Für die «Weltwoche» ist er der «altmarxistische Zürcher Starhistoriker». Die linke «Wochenzeitung» wirft die Frage auf, ob dieser Geschichtsprofessor im Laufe eines Forscherlebens nicht «vom Dissidenten zum Staatshistoriker» mutiert sei.
Und für die NZZ ist er «Professor Rastlos», der sich seit Jahrzehnten am «Mythos Sonderfall Schweiz» abarbeitet. Jetzt hat der kürzlich emeritierte Gelehrte ein Buch herausgegeben, das umfassenden Deutungsanspruch verrät: «Geschichte der Schweiz im 20. Jahrhundert».
Jakob Tanner, der 1950 Geborene, ist selber Teil dieser «Revolten und Krisen», über die er schreibt, und einer, der eben «keine eindimensionale Geschichte einer sich selbst erfindenden Willensnation» Schweiz erzählen will, wie er sagt. Er zielt auf das Transnationale, welches Nationen und Gesellschaften formt und ist mit diesem Anspruch in guter Gesellschaft mit den Mythenzerstörern, die nach dem Kalten Krieg die Deutungshoheit über die jüngere Schweizer Geschichte erringen wollen.
Fast selbstgefällig wirken die Worte: «Nach innen» habe die Schweiz «den neuzeitlichen Idealstaat auf dem Grundsatze der geordneten Freiheit» aufgebaut – Worte, die von Tanners Berufskollegen, ETH-Professor Paul Seippel zu Papier gebracht worden sind. Anno 1900 wars.
Damals wie heute gibt es also diese Kreise, die sich im besten aller Staatswesen wähnen. Derselbe Seippel beklagt aber auch die «Verheerungen» und «Verstümmelungen» der Moderne und ihres «Gewerbesinns», wie Tanner schreibt. Globalisierungskritik in der Belle Époque, ähnlich der Kritik derer, die heute den Einbruch des Internationalen in die schweizerische Beschaulichkeit nach dem Zusammenbruch des Kommunismus beklagen.
Zwischen diesem ersten und dem zweiten Globalisierungsschub des 20. Jahrhunderts mäandert die Schweiz im Urteil Tanners zwischen Fortschrittsglaube und dem Gefühl der Bedrohung, zwischen Konflikten im Innern und offener Wirtschaft sowie einem gewissen Widerwillen, den Schritt in die Moderne zu tun, als dies gesellschafts- und wirtschaftspolitische Umwälzungen einfordern.

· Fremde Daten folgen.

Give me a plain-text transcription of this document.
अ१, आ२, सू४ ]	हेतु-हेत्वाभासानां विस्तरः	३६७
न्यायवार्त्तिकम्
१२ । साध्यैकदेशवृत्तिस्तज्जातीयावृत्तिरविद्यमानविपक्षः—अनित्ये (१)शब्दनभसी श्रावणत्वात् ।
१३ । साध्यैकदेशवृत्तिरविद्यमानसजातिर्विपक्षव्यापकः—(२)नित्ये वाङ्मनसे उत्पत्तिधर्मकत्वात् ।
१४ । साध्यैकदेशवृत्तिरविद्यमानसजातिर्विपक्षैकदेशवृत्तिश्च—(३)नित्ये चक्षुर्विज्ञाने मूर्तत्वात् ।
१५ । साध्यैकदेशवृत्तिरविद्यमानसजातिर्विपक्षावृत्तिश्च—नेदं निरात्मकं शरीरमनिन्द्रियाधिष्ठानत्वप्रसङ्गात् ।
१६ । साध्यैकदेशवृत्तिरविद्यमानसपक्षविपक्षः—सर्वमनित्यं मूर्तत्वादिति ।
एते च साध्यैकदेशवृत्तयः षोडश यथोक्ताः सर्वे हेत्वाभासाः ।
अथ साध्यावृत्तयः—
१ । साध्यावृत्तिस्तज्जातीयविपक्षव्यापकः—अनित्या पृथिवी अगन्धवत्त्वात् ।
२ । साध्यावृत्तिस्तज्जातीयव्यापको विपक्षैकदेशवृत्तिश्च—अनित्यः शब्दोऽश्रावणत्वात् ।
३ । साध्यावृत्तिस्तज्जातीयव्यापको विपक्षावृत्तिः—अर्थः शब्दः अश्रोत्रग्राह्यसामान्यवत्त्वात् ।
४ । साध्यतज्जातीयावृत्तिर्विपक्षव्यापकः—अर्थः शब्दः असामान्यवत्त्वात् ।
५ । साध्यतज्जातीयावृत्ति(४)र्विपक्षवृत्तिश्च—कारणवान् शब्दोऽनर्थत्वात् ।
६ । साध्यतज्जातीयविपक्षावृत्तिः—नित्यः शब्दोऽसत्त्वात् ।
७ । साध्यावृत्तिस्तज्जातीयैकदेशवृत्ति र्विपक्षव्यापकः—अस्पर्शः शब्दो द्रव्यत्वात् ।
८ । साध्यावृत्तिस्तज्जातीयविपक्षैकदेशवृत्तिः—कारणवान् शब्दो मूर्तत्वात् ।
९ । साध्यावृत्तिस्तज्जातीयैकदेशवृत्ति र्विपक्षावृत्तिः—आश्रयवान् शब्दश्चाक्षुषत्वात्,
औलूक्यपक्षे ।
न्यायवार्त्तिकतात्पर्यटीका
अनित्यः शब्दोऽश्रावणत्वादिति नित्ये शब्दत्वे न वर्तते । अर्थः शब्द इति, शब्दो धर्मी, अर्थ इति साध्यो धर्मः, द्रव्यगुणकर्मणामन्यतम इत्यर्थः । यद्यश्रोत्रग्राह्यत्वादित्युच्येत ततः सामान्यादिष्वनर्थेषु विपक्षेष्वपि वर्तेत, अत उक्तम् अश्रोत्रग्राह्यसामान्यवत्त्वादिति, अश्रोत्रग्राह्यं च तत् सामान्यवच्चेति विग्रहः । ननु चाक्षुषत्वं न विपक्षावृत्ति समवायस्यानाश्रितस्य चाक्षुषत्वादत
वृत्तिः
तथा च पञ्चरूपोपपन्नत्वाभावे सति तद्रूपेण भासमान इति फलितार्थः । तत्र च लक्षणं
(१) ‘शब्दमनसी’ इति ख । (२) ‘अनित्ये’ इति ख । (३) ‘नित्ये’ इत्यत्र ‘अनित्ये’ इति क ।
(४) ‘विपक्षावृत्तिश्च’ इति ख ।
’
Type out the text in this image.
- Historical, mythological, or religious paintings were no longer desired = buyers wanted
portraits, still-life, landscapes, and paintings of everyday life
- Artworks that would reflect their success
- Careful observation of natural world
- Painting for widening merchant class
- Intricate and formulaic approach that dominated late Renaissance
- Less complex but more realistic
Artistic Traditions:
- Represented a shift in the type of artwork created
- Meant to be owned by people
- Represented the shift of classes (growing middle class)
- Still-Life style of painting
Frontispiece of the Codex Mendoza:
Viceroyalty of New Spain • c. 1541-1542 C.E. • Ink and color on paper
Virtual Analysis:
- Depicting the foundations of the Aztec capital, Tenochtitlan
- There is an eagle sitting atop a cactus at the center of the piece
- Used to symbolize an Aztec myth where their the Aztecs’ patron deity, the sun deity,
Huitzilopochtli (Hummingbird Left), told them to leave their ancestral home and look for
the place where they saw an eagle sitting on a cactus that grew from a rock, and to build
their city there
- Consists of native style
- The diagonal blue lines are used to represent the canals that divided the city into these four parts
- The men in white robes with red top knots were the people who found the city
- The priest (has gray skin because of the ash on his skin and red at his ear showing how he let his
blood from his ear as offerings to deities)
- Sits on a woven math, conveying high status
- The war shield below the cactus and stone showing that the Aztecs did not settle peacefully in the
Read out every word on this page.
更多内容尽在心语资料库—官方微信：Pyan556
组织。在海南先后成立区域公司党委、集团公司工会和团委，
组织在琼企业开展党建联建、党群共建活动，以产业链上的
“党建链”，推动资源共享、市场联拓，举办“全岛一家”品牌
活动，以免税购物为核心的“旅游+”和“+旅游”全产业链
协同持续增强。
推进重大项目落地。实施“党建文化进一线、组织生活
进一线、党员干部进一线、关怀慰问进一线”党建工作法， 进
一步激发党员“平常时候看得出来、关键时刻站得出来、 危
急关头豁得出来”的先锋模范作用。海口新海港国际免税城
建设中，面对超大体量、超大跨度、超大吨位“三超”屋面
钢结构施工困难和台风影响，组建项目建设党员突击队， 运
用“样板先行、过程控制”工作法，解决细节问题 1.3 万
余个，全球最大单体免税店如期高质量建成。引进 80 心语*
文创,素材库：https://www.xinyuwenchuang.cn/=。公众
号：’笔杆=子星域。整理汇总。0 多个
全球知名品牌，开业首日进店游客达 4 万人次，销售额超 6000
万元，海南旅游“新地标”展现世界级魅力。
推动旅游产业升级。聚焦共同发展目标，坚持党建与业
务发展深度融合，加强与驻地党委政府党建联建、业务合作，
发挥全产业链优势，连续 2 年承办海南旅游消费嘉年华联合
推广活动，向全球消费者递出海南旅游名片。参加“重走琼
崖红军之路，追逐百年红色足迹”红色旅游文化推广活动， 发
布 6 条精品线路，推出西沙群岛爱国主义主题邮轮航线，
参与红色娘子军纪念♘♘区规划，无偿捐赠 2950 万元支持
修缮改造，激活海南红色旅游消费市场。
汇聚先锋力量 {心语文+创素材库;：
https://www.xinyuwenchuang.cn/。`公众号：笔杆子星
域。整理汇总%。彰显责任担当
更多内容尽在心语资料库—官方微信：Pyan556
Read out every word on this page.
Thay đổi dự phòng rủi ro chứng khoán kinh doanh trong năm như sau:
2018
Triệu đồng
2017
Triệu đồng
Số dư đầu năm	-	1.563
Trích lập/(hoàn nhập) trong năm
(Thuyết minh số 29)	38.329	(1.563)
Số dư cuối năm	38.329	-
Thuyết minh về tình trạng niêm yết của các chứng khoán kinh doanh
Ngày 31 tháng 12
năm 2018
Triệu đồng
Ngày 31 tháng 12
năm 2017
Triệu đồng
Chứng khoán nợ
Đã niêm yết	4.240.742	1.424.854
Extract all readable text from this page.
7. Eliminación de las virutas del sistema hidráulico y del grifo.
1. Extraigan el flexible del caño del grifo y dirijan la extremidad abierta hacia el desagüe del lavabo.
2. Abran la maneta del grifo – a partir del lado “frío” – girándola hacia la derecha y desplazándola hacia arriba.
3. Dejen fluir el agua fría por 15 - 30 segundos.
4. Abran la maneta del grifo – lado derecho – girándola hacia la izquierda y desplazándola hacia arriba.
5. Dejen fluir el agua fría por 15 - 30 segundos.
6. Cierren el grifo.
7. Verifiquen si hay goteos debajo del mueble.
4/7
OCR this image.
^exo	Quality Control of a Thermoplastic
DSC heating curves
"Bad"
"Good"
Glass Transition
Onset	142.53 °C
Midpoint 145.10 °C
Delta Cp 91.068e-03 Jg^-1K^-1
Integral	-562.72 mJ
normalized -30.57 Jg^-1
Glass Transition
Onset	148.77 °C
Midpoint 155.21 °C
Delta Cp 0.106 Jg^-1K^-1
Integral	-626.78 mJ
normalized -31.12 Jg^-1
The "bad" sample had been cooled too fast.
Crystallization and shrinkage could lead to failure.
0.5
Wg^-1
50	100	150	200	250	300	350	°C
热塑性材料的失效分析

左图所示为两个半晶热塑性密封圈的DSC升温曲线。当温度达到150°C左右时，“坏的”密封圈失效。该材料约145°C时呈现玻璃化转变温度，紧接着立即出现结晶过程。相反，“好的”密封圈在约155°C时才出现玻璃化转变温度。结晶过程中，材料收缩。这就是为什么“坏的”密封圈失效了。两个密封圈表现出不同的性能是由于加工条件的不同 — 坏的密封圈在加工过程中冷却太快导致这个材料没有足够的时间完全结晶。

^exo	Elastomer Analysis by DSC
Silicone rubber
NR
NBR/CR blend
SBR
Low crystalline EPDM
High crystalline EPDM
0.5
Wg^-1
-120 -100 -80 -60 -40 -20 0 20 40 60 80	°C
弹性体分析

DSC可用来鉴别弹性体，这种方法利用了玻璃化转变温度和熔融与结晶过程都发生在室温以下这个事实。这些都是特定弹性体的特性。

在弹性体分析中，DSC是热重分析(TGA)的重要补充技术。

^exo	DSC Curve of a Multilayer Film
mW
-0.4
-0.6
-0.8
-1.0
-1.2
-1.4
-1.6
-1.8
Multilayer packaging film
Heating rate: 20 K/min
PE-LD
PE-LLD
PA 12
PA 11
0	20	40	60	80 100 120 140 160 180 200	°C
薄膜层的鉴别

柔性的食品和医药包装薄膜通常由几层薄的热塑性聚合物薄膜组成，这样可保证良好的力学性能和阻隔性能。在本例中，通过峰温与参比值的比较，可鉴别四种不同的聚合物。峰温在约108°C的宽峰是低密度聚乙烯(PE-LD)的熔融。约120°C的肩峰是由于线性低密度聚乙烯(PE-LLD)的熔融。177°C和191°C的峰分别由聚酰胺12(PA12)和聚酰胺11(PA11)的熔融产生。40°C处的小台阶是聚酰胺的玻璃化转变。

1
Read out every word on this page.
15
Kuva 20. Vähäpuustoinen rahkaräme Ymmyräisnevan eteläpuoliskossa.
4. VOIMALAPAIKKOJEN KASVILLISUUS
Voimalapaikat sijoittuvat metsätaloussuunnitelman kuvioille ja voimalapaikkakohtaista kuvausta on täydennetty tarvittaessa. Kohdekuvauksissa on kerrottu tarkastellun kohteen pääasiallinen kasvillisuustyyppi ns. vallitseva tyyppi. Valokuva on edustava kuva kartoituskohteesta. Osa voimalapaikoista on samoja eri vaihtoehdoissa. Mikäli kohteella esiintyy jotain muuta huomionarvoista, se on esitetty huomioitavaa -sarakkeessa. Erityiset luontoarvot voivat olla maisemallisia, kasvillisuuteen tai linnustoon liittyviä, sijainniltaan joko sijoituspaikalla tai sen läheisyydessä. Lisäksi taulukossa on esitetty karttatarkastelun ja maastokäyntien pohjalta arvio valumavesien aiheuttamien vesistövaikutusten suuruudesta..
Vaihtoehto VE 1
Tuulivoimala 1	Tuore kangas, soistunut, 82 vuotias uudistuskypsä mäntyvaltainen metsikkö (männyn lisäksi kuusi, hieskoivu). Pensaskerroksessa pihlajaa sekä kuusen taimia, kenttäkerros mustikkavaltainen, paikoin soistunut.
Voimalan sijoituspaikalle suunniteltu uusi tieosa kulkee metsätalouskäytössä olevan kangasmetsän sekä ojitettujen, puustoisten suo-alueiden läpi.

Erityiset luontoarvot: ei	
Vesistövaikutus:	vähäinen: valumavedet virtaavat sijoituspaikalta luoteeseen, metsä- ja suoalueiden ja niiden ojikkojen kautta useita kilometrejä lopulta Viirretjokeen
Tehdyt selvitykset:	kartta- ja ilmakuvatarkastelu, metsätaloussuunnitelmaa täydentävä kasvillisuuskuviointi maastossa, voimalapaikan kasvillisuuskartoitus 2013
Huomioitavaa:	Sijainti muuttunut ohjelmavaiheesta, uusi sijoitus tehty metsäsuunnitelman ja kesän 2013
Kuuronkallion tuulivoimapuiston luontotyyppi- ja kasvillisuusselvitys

Als Melange resultiert daraus eine «ambivalente Moderne», die im Zweifelsfall immer wieder ins Nationale kippt – etwa unter der Bedrohungslage des Zweiten Weltkriegs, als der Nationalstaat Schweiz gewissermassen neu erfunden worden ist.
Diesem Sog kann sich im Urteil Tanners nicht einmal die traditionell internationalistisch orientierte Arbeiterschaft entziehen. Der Arbeitsfrieden mit den Gewerkschaften erscheint so als Zugeständnis an das Nationale und keineswegs als Ausfluss selbstbewusster Interessenwahrung durch die Arbeiterschaft. Hier argumentiert der Historiker eher ideologisch denn faktisch.
Und selbst die gesellschaftspolitische Öffnung im Nachgang der 68er-Bewegung – ein Kind derer Tanner auch selber ist – erscheint in seiner Analyse nur als Vorbote eines neuen Renationalisierungsschubs.
In den 1980er-Jahren sieht Tanner dann die «Krise des nationalen Territorialitätsprinzips» als Folge eines «neuen Globalisierungsschubs» heraufziehen. Die Schweiz reagiert zunächst pragmatisch, sucht «Mitbestimmungs- und Gestaltungschancen in internationalen Gremien».
Etwa durch den Beitritt zu den Wechselkurs-Institutionen von Bretton Woods 1992. «Dieser Wille, nationalstaatliche Souveränität durch suprastaatliche Kooperation auszuüben, wich allerdings rasch einem Rückzugsverhalten», urteilt Tanner, und dieses Réduit ist das Nationale.
Das Fazit: «Die Schweiz vermochte das Wegbrechen der orientierungsstiftenden Bedrohungskonstellation des Kalten Krieges nicht zu verkraften und begann, an einem historischen Phantomschmerz zu leiden.» Was Tanner nicht schreibt, aber möglicherweise denkt: Das Leiden ist nicht vorbei. Und ein Ende nicht in Sicht.